To me, one of the scariest parts is that Gage will be sedated for the procedure. This allows the doctor to be more precise with the injections, working with a perfectly still patient. Before our January appointment, I kept reminding myself that kids get sedated for procedures all the time and thinking of all my friends’ kids who have had tubes put in their ears or tonsils removed. I tried to brush it off as no big deal. When things ended up the way they did that morning, it was a huge reminder that Gage is different than all my friends’ kids. Somehow my fears seemed justified or rationalized, in the worst way.

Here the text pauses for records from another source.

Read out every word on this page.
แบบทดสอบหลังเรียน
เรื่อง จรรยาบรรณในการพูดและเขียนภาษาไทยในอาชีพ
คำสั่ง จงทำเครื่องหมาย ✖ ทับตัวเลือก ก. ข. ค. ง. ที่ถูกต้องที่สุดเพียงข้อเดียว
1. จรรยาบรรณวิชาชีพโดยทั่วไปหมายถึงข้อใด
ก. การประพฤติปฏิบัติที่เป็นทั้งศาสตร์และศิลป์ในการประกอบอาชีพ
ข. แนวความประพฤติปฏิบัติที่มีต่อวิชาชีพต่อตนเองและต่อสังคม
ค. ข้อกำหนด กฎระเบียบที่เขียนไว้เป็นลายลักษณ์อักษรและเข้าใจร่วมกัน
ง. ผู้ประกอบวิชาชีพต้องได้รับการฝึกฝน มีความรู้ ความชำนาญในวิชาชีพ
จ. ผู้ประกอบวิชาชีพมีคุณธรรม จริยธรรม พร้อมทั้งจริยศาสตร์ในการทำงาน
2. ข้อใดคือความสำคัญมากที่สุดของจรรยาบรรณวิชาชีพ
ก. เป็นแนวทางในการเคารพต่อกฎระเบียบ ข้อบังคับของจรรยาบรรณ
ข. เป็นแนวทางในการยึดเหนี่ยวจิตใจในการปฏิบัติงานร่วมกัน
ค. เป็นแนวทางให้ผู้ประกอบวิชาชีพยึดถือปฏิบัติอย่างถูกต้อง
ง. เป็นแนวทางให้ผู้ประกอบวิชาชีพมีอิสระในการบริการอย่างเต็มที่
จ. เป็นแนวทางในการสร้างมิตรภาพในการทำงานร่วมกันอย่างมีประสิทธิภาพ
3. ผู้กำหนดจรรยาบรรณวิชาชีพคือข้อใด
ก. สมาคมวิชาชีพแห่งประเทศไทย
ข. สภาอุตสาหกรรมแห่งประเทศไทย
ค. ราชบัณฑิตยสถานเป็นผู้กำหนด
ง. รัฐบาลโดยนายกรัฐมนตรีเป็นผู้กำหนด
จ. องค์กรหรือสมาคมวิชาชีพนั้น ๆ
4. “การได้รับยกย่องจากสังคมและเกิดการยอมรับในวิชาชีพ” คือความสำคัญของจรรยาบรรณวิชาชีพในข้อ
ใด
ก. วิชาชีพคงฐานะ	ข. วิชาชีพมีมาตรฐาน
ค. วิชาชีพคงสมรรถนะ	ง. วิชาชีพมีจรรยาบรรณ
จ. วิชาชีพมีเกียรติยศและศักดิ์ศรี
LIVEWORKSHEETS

And here’s where I put into words my biggest fears and doubts, rational or not. These are words I haven’t been able to say out loud or admit to anyone, but the fear is there and it is real, as evidenced by the tears that keep rolling down my cheeks as I type. I’m so scared that something will go terribly wrong and Gage won’t make it through. Or in a less extreme case, he’ll have complications that make things harder on him in the long run and don’t offer any benefit. And I’m afraid it will be my fault, because I’m the one who decided to go through with it. I’m struggling to get past the point of making the call on this one, with hopes for some improved range of motion and capabilities (could he walk one day with more movement allowed in his legs?), which all pale in comparison to simply having my sweet and happy boy with me each day. How could I ever reconcile with myself if an attempt to improve Gage’s quality of life does exactly the opposite?
The hardest part of this decision for me is the elective nature of this treatment. It’s not something we absolutely have to do. Our motivation for trying it lies in the possibility of improved outcomes, and wondering what might have been if we didn’t at least try. It also seems like a less invasive option than some other treatments. But there’s no guarantee it will make things better for Gage. Which I suppose is true of any choice a parent has to make for their kids. There’s no guarantee your baby won’t keep you up every night for their first 9 months (shout out to Caleb Louie) or your water babies won’t end up with a 3rd degree sunburn, despite your best attempts at protecting them. So we just do the best we can, then we put our faith in God and trust that he is in control and will take care of us.
I hesitated to share this post, but with the appointment approaching tomorrow morning, I just can’t seem to shake my feelings of uneasiness. I’m writing today to ask for an outpouring of prayers over my precious Gage. Prayers that we are in fact making the choices that are best for him. Prayers that the doctors and nurses caring for him are blessed with wisdom, skill and expertise. Prayers that Evan and I will have peace of mind and comfort that can only come from above. Thanks in advance for lifting us up and walking this journey with us.